Even so, some of the best Oscar moments ever happened thanks to the Best Song category. Do you remember the Oscar version of the SOUTH PARK song “BLAME CANADA!”, when dozens upon dozens of singing marchers paraded on stage denouncing our neighbor to the North? And how about the year when HUSTLE AND FLOW’s “It’s Hard Out Here for a Pimp” not only was nominated but actually won the Oscar. That win lead to the immortal Jon Stewart line tallying up the Oscars: “Three 6 Mafia – one; Martin Scorsese – zero.” Actually, “Pimp” was the rare song that actually merited an Oscar because it was absolutely essential to the movie. Last year’s winner “Falling Slowly” was equally deserving because it too was central to its film, ONCE. But even so, because of some arcane qualification rules, “Falling Slowly” was almost denied its nomination. It flirted with disqualification thanks to concerns it might have been written before the film was made, a concern that took weeks of high-level negotiations to finally resolve.
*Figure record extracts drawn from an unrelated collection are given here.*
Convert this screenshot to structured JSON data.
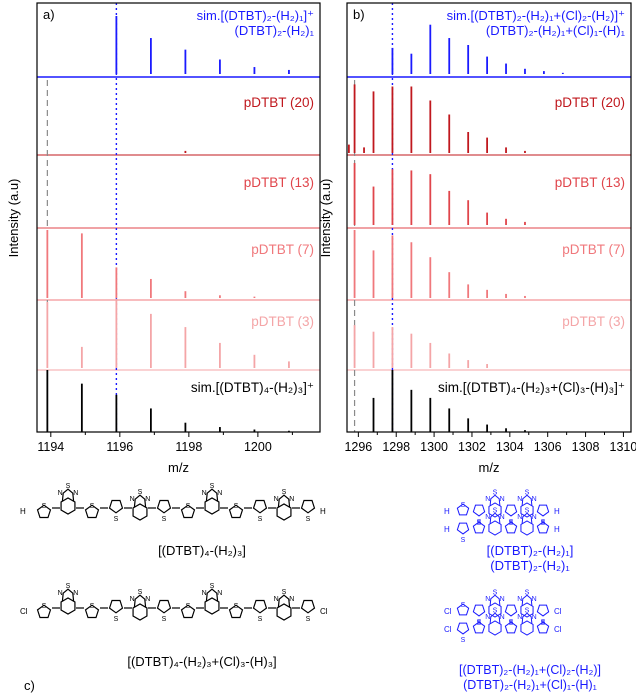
{
  "colors": {
    "sim_blue": "#1a1aff",
    "s20": "#c0181e",
    "s13": "#e0454b",
    "s7": "#f0787c",
    "s3": "#f4a5a7",
    "black": "#000000",
    "dashed_gray": "#8a8a8a",
    "dotted_blue": "#1a1aff"
  },
  "y_axis_label": "Intensity (a.u)",
  "chart_data": [
    {
      "type": "line",
      "panel_label": "a)",
      "xlabel": "m/z",
      "xlim": [
        1193.6,
        1201.8
      ],
      "xticks": [
        1194,
        1196,
        1198,
        1200
      ],
      "dashed_marker": 1193.9,
      "dotted_marker": 1195.9,
      "traces": [
        {
          "key": "sim_top",
          "label_lines": [
            "sim.[(DTBT)₂-(H₂)₁]⁺",
            "(DTBT)₂-(H₂)₁"
          ],
          "color_key": "sim_blue",
          "peaks": [
            [
              1195.9,
              1.0
            ],
            [
              1196.9,
              0.62
            ],
            [
              1197.9,
              0.42
            ],
            [
              1198.9,
              0.25
            ],
            [
              1199.9,
              0.12
            ],
            [
              1200.9,
              0.07
            ]
          ]
        },
        {
          "key": "p20",
          "label_lines": [
            "pDTBT (20)"
          ],
          "color_key": "s20",
          "peaks": [
            [
              1197.9,
              0.03
            ]
          ]
        },
        {
          "key": "p13",
          "label_lines": [
            "pDTBT (13)"
          ],
          "color_key": "s13",
          "peaks": []
        },
        {
          "key": "p7",
          "label_lines": [
            "pDTBT (7)"
          ],
          "color_key": "s7",
          "peaks": [
            [
              1193.9,
              1.0
            ],
            [
              1194.9,
              0.95
            ],
            [
              1195.9,
              0.45
            ],
            [
              1196.9,
              0.28
            ],
            [
              1197.9,
              0.1
            ],
            [
              1198.9,
              0.04
            ],
            [
              1199.9,
              0.02
            ]
          ]
        },
        {
          "key": "p3",
          "label_lines": [
            "pDTBT (3)"
          ],
          "color_key": "s3",
          "peaks": [
            [
              1193.9,
              1.0
            ],
            [
              1194.9,
              0.32
            ],
            [
              1195.9,
              1.05
            ],
            [
              1196.9,
              0.82
            ],
            [
              1197.9,
              0.62
            ],
            [
              1198.9,
              0.38
            ],
            [
              1199.9,
              0.2
            ],
            [
              1200.9,
              0.1
            ]
          ]
        },
        {
          "key": "sim_bottom",
          "label_lines": [
            "sim.[(DTBT)₄-(H₂)₃]⁺"
          ],
          "color_key": "black",
          "peaks": [
            [
              1193.9,
              1.0
            ],
            [
              1194.9,
              0.78
            ],
            [
              1195.9,
              0.6
            ],
            [
              1196.9,
              0.38
            ],
            [
              1197.9,
              0.15
            ],
            [
              1198.9,
              0.08
            ],
            [
              1199.9,
              0.04
            ],
            [
              1200.9,
              0.02
            ]
          ]
        }
      ]
    },
    {
      "type": "line",
      "panel_label": "b)",
      "xlabel": "m/z",
      "xlim": [
        1295.4,
        1310.4
      ],
      "xticks": [
        1296,
        1298,
        1300,
        1302,
        1304,
        1306,
        1308,
        1310
      ],
      "dashed_marker": 1295.8,
      "dotted_marker": 1297.8,
      "traces": [
        {
          "key": "sim_top",
          "label_lines": [
            "sim.[(DTBT)₂-(H₂)₁+(Cl)₂-(H₂)]⁺",
            "(DTBT)₂-(H₂)₁+(Cl)₁-(H)₁"
          ],
          "color_key": "sim_blue",
          "peaks": [
            [
              1297.8,
              0.45
            ],
            [
              1298.8,
              0.35
            ],
            [
              1299.8,
              0.85
            ],
            [
              1300.8,
              0.62
            ],
            [
              1301.8,
              0.5
            ],
            [
              1302.8,
              0.3
            ],
            [
              1303.8,
              0.18
            ],
            [
              1304.8,
              0.09
            ],
            [
              1305.8,
              0.05
            ],
            [
              1306.8,
              0.02
            ]
          ]
        },
        {
          "key": "p20",
          "label_lines": [
            "pDTBT (20)"
          ],
          "color_key": "s20",
          "peaks": [
            [
              1295.5,
              0.12
            ],
            [
              1295.8,
              0.98
            ],
            [
              1296.3,
              0.08
            ],
            [
              1296.8,
              0.88
            ],
            [
              1297.8,
              0.95
            ],
            [
              1298.8,
              0.95
            ],
            [
              1299.8,
              0.75
            ],
            [
              1300.8,
              0.55
            ],
            [
              1301.8,
              0.3
            ],
            [
              1302.8,
              0.22
            ],
            [
              1303.8,
              0.08
            ],
            [
              1304.8,
              0.03
            ]
          ]
        },
        {
          "key": "p13",
          "label_lines": [
            "pDTBT (13)"
          ],
          "color_key": "s13",
          "peaks": [
            [
              1295.8,
              1.0
            ],
            [
              1296.8,
              0.62
            ],
            [
              1297.8,
              0.9
            ],
            [
              1298.8,
              0.88
            ],
            [
              1299.8,
              0.82
            ],
            [
              1300.8,
              0.55
            ],
            [
              1301.8,
              0.4
            ],
            [
              1302.8,
              0.2
            ],
            [
              1303.8,
              0.1
            ],
            [
              1304.8,
              0.05
            ]
          ]
        },
        {
          "key": "p7",
          "label_lines": [
            "pDTBT (7)"
          ],
          "color_key": "s7",
          "peaks": [
            [
              1295.8,
              1.0
            ],
            [
              1296.8,
              0.7
            ],
            [
              1297.8,
              0.92
            ],
            [
              1298.8,
              0.82
            ],
            [
              1299.8,
              0.6
            ],
            [
              1300.8,
              0.38
            ],
            [
              1301.8,
              0.2
            ],
            [
              1302.8,
              0.12
            ],
            [
              1303.8,
              0.06
            ],
            [
              1304.8,
              0.03
            ]
          ]
        },
        {
          "key": "p3",
          "label_lines": [
            "pDTBT (3)"
          ],
          "color_key": "s3",
          "peaks": [
            [
              1295.8,
              0.65
            ],
            [
              1296.8,
              0.55
            ],
            [
              1297.8,
              0.62
            ],
            [
              1298.8,
              0.52
            ],
            [
              1299.8,
              0.38
            ],
            [
              1300.8,
              0.22
            ],
            [
              1301.8,
              0.12
            ],
            [
              1302.8,
              0.06
            ]
          ]
        },
        {
          "key": "sim_bottom",
          "label_lines": [
            "sim.[(DTBT)₄-(H₂)₃+(Cl)₃-(H)₃]⁺"
          ],
          "color_key": "black",
          "peaks": [
            [
              1296.8,
              0.55
            ],
            [
              1297.8,
              1.0
            ],
            [
              1298.8,
              0.68
            ],
            [
              1299.8,
              0.55
            ],
            [
              1300.8,
              0.38
            ],
            [
              1301.8,
              0.22
            ],
            [
              1302.8,
              0.12
            ],
            [
              1303.8,
              0.06
            ],
            [
              1304.8,
              0.03
            ]
          ]
        }
      ]
    }
  ],
  "structures": {
    "label_c": "c)",
    "s1": "[(DTBT)₄-(H₂)₃]",
    "s2_lines": [
      "[(DTBT)₂-(H₂)₁]",
      "(DTBT)₂-(H₂)₁"
    ],
    "s3": "[(DTBT)₄-(H₂)₃+(Cl)₃-(H)₃]",
    "s4_lines": [
      "[(DTBT)₂-(H₂)₁+(Cl)₂-(H₂)]",
      "(DTBT)₂-(H₂)₁+(Cl)₁-(H)₁"
    ],
    "atoms": {
      "h": "H",
      "cl": "Cl",
      "s": "S",
      "n": "N"
    }
  }
}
And speaking of odd rules, remember the infamous swan outfit singer Bjork wore the year her song from DANCER IN THE DARK was nominated. It was an eerie and mesmerizing song but it was a duet and the Academy only allowed a single performer per song. So Bjork gamely performed exactly half of the nominated song! The audience was no doubt as puzzled by the song as it was by her swan.

A similar idiocy is popping up this year as well. For some odd reason, only three songs, instead of the usual five, were nominated for an Oscar this year. (Curiously, the Golden Globe winner for Best Song, Bruce Springsteen’s THE WRESTLER didn’t make the cut.) But despite the fact that there are two fewer songs than normal, the Academy show organizers have decided to cram all three songs into a single three minute medley. As a result, Peter Gabriel has turned down an offer to perform his nominated song from WALL*E, “Down To Earth.” He says 60 seconds is insufficient time “to do the song justice.” Even more absurd than the time constraints is the medley notion. Since the other two songs, “Jai Ho” and “O Saya” are from the same movie (SLUMDOG MILLIONAIRE),the Gabriel work would no doubt seem, if not discordant, at least out of place.

The Oscar Ceremony organizers are promising to shake things up this year, but if the song category is any indication, the show may be different but just as screwy as ever. JAI HO!